Dazed Ezekiel looked down at his legs and then back up at her. “You could have killed me.”
“I didn’t,” she said brusquely as she cut the ties from his legs. It would be easy enough to make a new one.
“You fighters, nothing but muscle, the lot of you,” Ezekiel said as he glared up at her from the ground.
Sara raised an eyebrow. “Did you just call me stupid?”
“Maybe?”
She set her teeth in a line, sorely tempted to punch the spindly little scholar in the mouth. But she eased up. Realizing that was just what he would expect.
Then Sara spoke. “What if I told you I speak three languages, know more about ballistics than you, and—”
She paused. He didn’t look impressed.
“—and can name all Sahalian rulers from first to last,” she continued defiantly.
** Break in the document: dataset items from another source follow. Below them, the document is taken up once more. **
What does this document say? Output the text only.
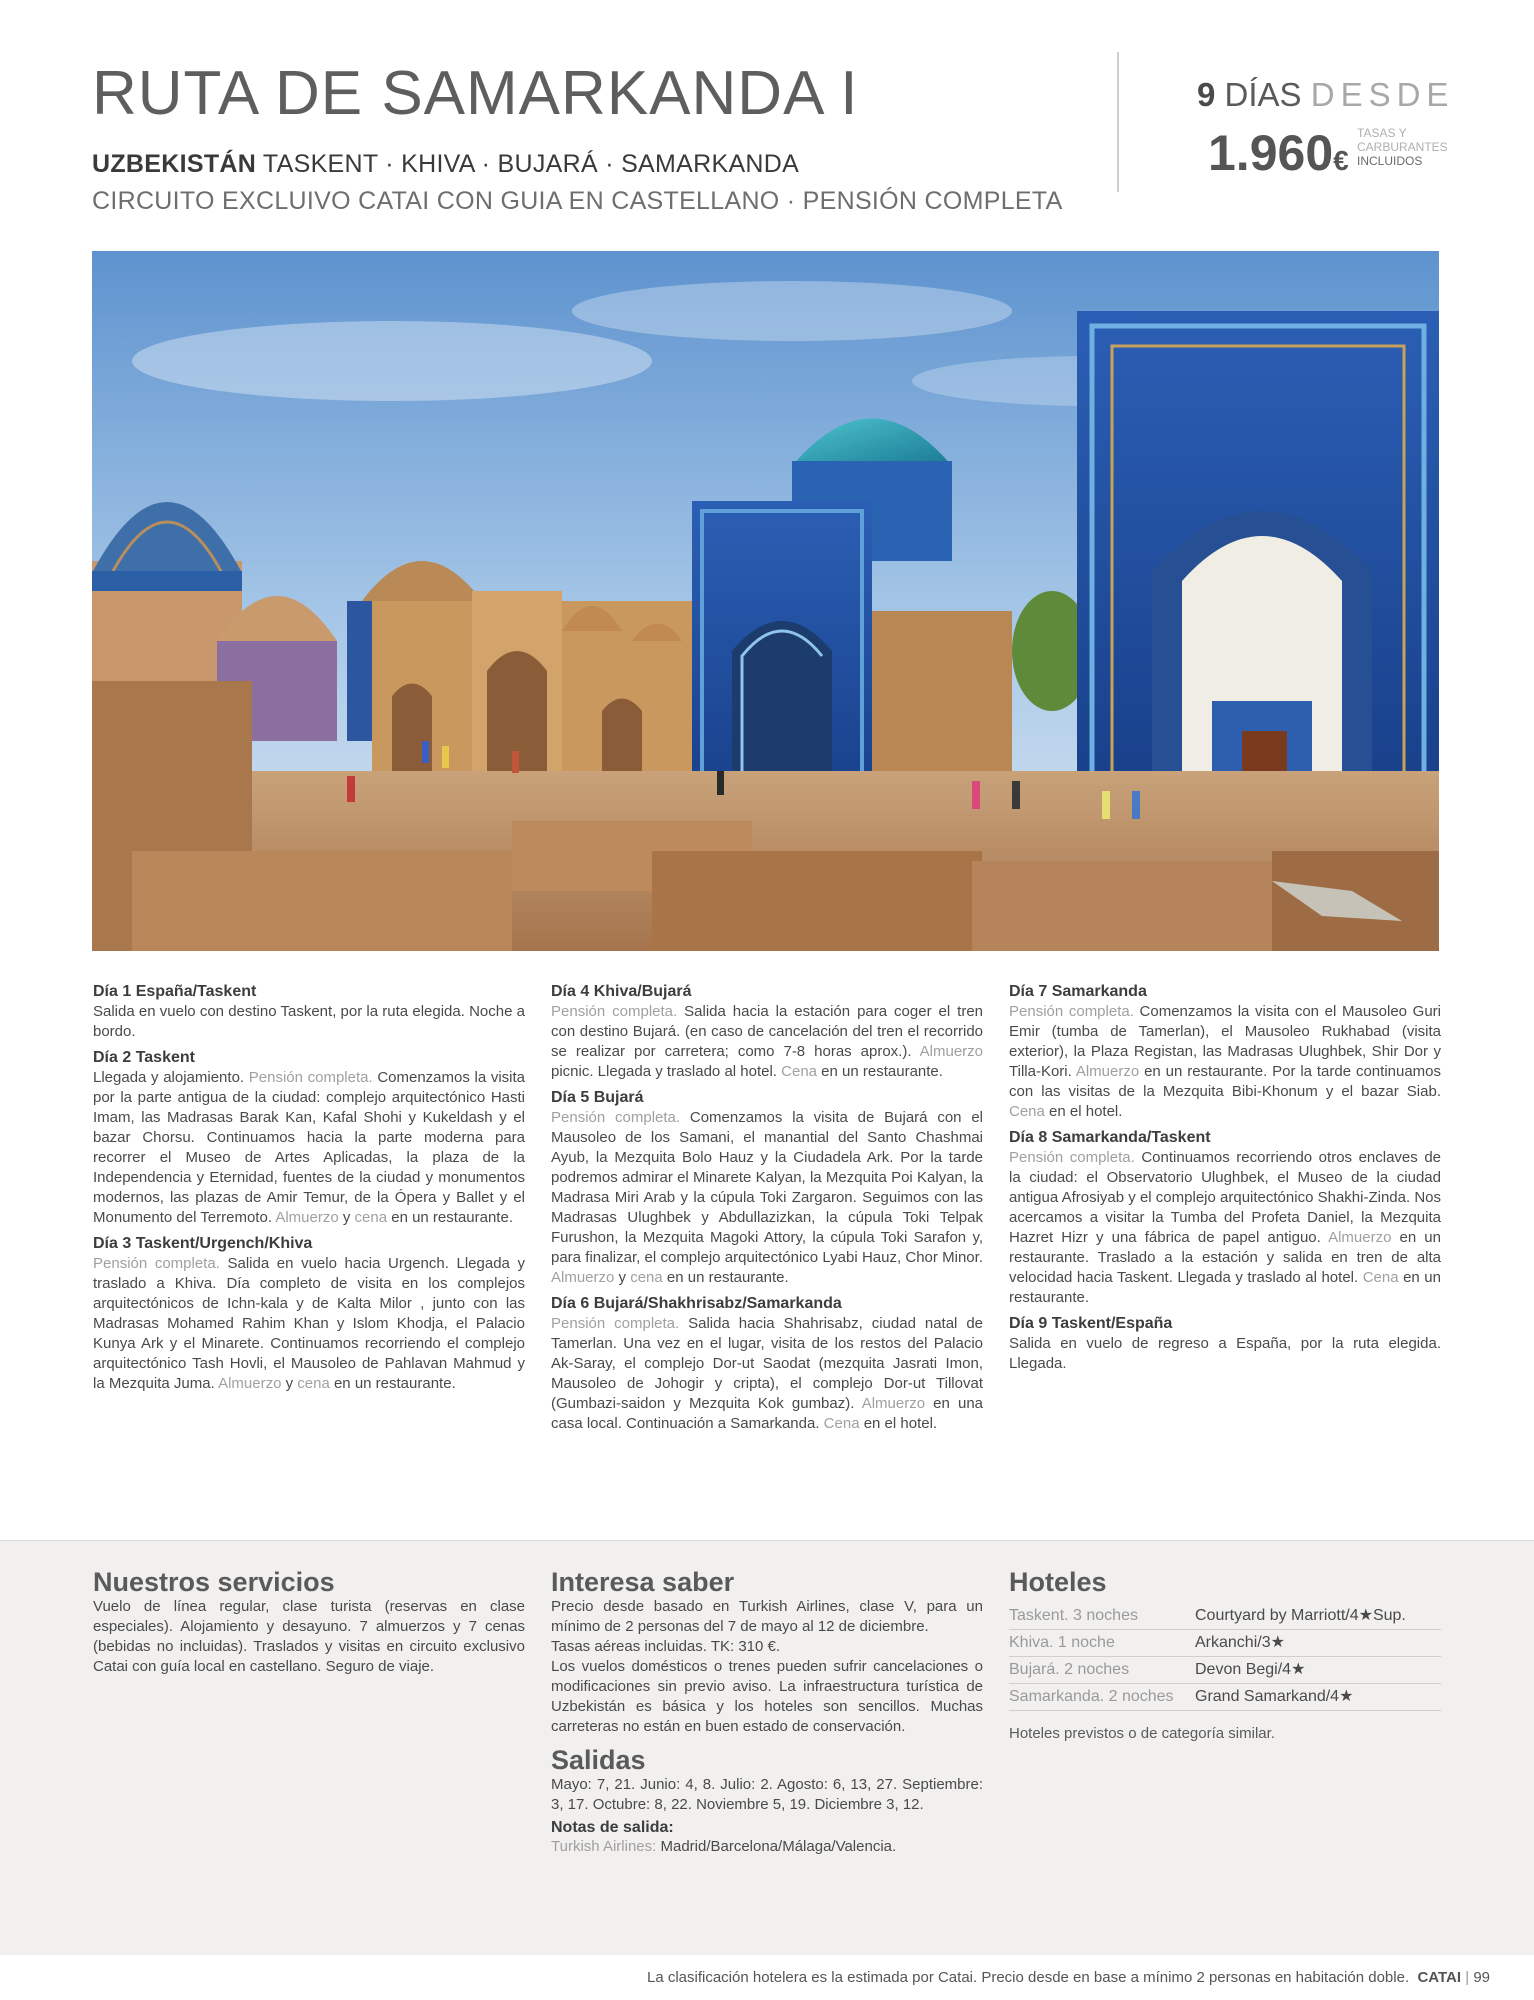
RUTA DE SAMARKANDA I
UZBEKISTÁN TASKENT · KHIVA · BUJARÁ · SAMARKANDA
CIRCUITO EXCLUIVO CATAI CON GUIA EN CASTELLANO · PENSIÓN COMPLETA
9 DÍAS DESDE
1.960€
TASAS Y
CARBURANTES
INCLUIDOS
Día 1 España/Taskent
Salida en vuelo con destino Taskent, por la ruta elegida. Noche a bordo.
Día 2 Taskent
Llegada y alojamiento. Pensión completa. Comenzamos la visita por la parte antigua de la ciudad: complejo arquitectónico Hasti Imam, las Madrasas Barak Kan, Kafal Shohi y Kukeldash y el bazar Chorsu. Continuamos hacia la parte moderna para recorrer el Museo de Artes Aplicadas, la plaza de la Independencia y Eternidad, fuentes de la ciudad y monumentos modernos, las plazas de Amir Temur, de la Ópera y Ballet y el Monumento del Terremoto. Almuerzo y cena en un restaurante.
Día 3 Taskent/Urgench/Khiva
Pensión completa. Salida en vuelo hacia Urgench. Llegada y traslado a Khiva. Día completo de visita en los complejos arquitectónicos de Ichn-kala y de Kalta Milor , junto con las Madrasas Mohamed Rahim Khan y Islom Khodja, el Palacio Kunya Ark y el Minarete. Continuamos recorriendo el complejo arquitectónico Tash Hovli, el Mausoleo de Pahlavan Mahmud y la Mezquita Juma. Almuerzo y cena en un restaurante.
Día 4 Khiva/Bujará
Pensión completa. Salida hacia la estación para coger el tren con destino Bujará. (en caso de cancelación del tren el recorrido se realizar por carretera; como 7-8 horas aprox.). Almuerzo picnic. Llegada y traslado al hotel. Cena en un restaurante.
Día 5 Bujará
Pensión completa. Comenzamos la visita de Bujará con el Mausoleo de los Samani, el manantial del Santo Chashmai Ayub, la Mezquita Bolo Hauz y la Ciudadela Ark. Por la tarde podremos admirar el Minarete Kalyan, la Mezquita Poi Kalyan, la Madrasa Miri Arab y la cúpula Toki Zargaron. Seguimos con las Madrasas Ulughbek y Abdullazizkan, la cúpula Toki Telpak Furushon, la Mezquita Magoki Attory, la cúpula Toki Sarafon y, para finalizar, el complejo arquitectónico Lyabi Hauz, Chor Minor. Almuerzo y cena en un restaurante.
Día 6 Bujará/Shakhrisabz/Samarkanda
Pensión completa. Salida hacia Shahrisabz, ciudad natal de Tamerlan. Una vez en el lugar, visita de los restos del Palacio Ak-Saray, el complejo Dor-ut Saodat (mezquita Jasrati Imon, Mausoleo de Johogir y cripta), el complejo Dor-ut Tillovat (Gumbazi-saidon y Mezquita Kok gumbaz). Almuerzo en una casa local. Continuación a Samarkanda. Cena en el hotel.
Día 7 Samarkanda
Pensión completa. Comenzamos la visita con el Mausoleo Guri Emir (tumba de Tamerlan), el Mausoleo Rukhabad (visita exterior), la Plaza Registan, las Madrasas Ulughbek, Shir Dor y Tilla-Kori. Almuerzo en un restaurante. Por la tarde continuamos con las visitas de la Mezquita Bibi-Khonum y el bazar Siab. Cena en el hotel.
Día 8 Samarkanda/Taskent
Pensión completa. Continuamos recorriendo otros enclaves de la ciudad: el Observatorio Ulughbek, el Museo de la ciudad antigua Afrosiyab y el complejo arquitectónico Shakhi-Zinda. Nos acercamos a visitar la Tumba del Profeta Daniel, la Mezquita Hazret Hizr y una fábrica de papel antiguo. Almuerzo en un restaurante. Traslado a la estación y salida en tren de alta velocidad hacia Taskent. Llegada y traslado al hotel. Cena en un restaurante.
Día 9 Taskent/España
Salida en vuelo de regreso a España, por la ruta elegida. Llegada.
Nuestros servicios
Vuelo de línea regular, clase turista (reservas en clase especiales). Alojamiento y desayuno. 7 almuerzos y 7 cenas (bebidas no incluidas). Traslados y visitas en circuito exclusivo Catai con guía local en castellano. Seguro de viaje.
Interesa saber
Precio desde basado en Turkish Airlines, clase V, para un mínimo de 2 personas del 7 de mayo al 12 de diciembre.
Tasas aéreas incluidas. TK: 310 €.
Los vuelos domésticos o trenes pueden sufrir cancelaciones o modificaciones sin previo aviso. La infraestructura turística de Uzbekistán es básica y los hoteles son sencillos. Muchas carreteras no están en buen estado de conservación.
Salidas
Mayo: 7, 21. Junio: 4, 8. Julio: 2. Agosto: 6, 13, 27. Septiembre: 3, 17. Octubre: 8, 22. Noviembre 5, 19. Diciembre 3, 12.
Notas de salida:
Turkish Airlines: Madrid/Barcelona/Málaga/Valencia.
Hoteles
Taskent. 3 noches	Courtyard by Marriott/4★Sup.
Khiva. 1 noche	Arkanchi/3★
Bujará. 2 noches	Devon Begi/4★
Samarkanda. 2 noches	Grand Samarkand/4★
Hoteles previstos o de categoría similar.
La clasificación hotelera es la estimada por Catai. Precio desde en base a mínimo 2 personas en habitación doble. CATAI | 99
She was hoping to impress him with her knowledge, though she hadn’t the slightest clue why she cared at the moment.
He looked thoughtful. She could guess why—most Algardis citizens didn’t bother learning the name of the current ruler of Sahalia, let alone her ancestors.
Ezekiel rubbed his jaw. “All thirty-six of them?”
She smiled, a rarely present set of dimples appearing on her face. It was a trick question. “All thirty-eight of them. Including the lost emperor.”